聞き手:ご所属は大学になるのでしょうか?

小野:はい,大学の所属です。ただ一方では,大学の奥深くまでは入れないというジレンマもあります。教授会に出席することもありませんし,学生と接触することもありません。そういう環境で働くコーディネーターには,モチベーションとそれなりの待遇が必要と感じています。コーディネーターの仕事ができる企業の技術マネージャーでそれなりの地位まで行った人間が,本当にやりたいと思えるようなモチベーションが必要ですね。
 企業というのは常にリフレッシュしていかなければならないから,わたしみたいなロートルがいつまでも大きな口を聞いていたらいけません。そういう人間は企業からどんどん出て行かなくてはいけないのですが,そうした人材・経験を生かす場は非常に大切だと思います。残念ながら今は,優秀な人材は韓国や中国企業に好条件で引っ張られるケースが多いのですが。

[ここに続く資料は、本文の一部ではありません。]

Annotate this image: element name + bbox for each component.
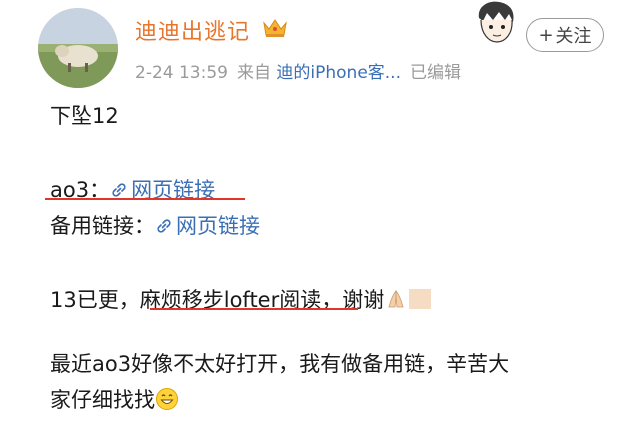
red-underline-2 bbox=[150, 308, 358, 310]
author-name[interactable]: 迪迪出逃记 bbox=[135, 14, 250, 46]
content-line-4: 13已更，麻烦移步lofter阅读，谢谢 bbox=[50, 284, 432, 316]
backup-link-text: 网页链接 bbox=[176, 214, 260, 238]
content-line-5: 最近ao3好像不太好打开，我有做备用链，辛苦大 bbox=[50, 352, 510, 376]
skin-tone-icon bbox=[408, 287, 432, 316]
content-line-backup: 备用链接： 网页链接 bbox=[50, 210, 260, 240]
backup-label: 备用链接： bbox=[50, 214, 155, 238]
post-source[interactable]: 迪的iPhone客... bbox=[276, 63, 401, 83]
author-avatar[interactable] bbox=[38, 8, 118, 88]
crown-icon bbox=[262, 17, 288, 39]
line4-part-a: 13已更， bbox=[50, 288, 140, 312]
follow-label: 关注 bbox=[555, 26, 592, 47]
weibo-post: 迪迪出逃记 2-24 13:59 来自 迪的iPhone客... 已编辑 + 关注 … bbox=[0, 0, 640, 429]
red-underline-1 bbox=[45, 198, 245, 200]
pray-emoji-icon bbox=[384, 287, 408, 316]
link-icon bbox=[155, 216, 173, 240]
cartoon-face-icon bbox=[465, 0, 527, 44]
line6-text: 家仔细找找 bbox=[50, 388, 155, 412]
source-prefix: 来自 bbox=[236, 63, 271, 83]
content-line-1: 下坠12 bbox=[50, 104, 119, 128]
post-time: 2-24 13:59 bbox=[135, 63, 228, 83]
plus-icon: + bbox=[538, 24, 554, 46]
backup-link[interactable]: 网页链接 bbox=[155, 214, 260, 238]
grin-emoji-icon bbox=[155, 387, 179, 416]
edited-label: 已编辑 bbox=[410, 63, 461, 83]
post-meta: 2-24 13:59 来自 迪的iPhone客... 已编辑 bbox=[135, 58, 461, 83]
link-icon bbox=[110, 180, 128, 204]
follow-button[interactable]: + 关注 bbox=[526, 18, 604, 52]
content-line-6: 家仔细找找 bbox=[50, 384, 179, 416]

聞き手:これから日本を世界に打ち勝っていける国にしていくために,おっしゃられているような裾野の部分からきちんとやっていかないと,どんな大手企業でも1社だけではどうしようもない状況ですね。

小野:日本が立ち直るということは,日本国民すべてにモチベーションのある職を与えることが前提と考えています。それによって,お金が回り始めるわけです。本当に外貨が必要なのはエネルギーと食物を買う金で,これさえ買えれば,後はなんとかなります。グローバル化や円高で企業がどんどん外に出て行ってしまうと,そこで儲けた金を日本に運ぶから,また外貨ばかり貯まってさらに円高になってしまうわけです。
話が大きくなり過ぎましたが,今の自分の立場では,大企業から見て使い物になるように中小企業をレベルアップすることに,少しでもお役に立ちたいという思いがあります。日本経済全体にとって効果はわずかなものかも知れませんが,それがいつかは自分の生活に戻ってくるだろうと思って,この仕事をやり続けています。
小野 明(おの・あきら)

小野 明(おの・あきら)

1973年,大阪大学 大学院修士課程精密工学科卒業。同年,株式会社東芝に入社。生産技術研究所に配属。1983年,米アリゾナ大学客員研究員。1988年,大阪大学において工学博士号取得。1996年,東芝 生産技術センター光応用システムセンター長。1997年,技術士(機械部門)取得。1999年,株式会社東芝を定年退職し株式会社トプコンに入社。2000年,同社取締役兼執行役員。2003年,同社取締役兼株式会社トプコンテクノハウス代表取締役社長に就任。2006年,株式会社トプコン 常勤監査役,監査役会議長。2008年,株式会社トプコン顧問。2008年,宇都宮大学 オプティクス教育研究センター コーディネータ。現在に至る。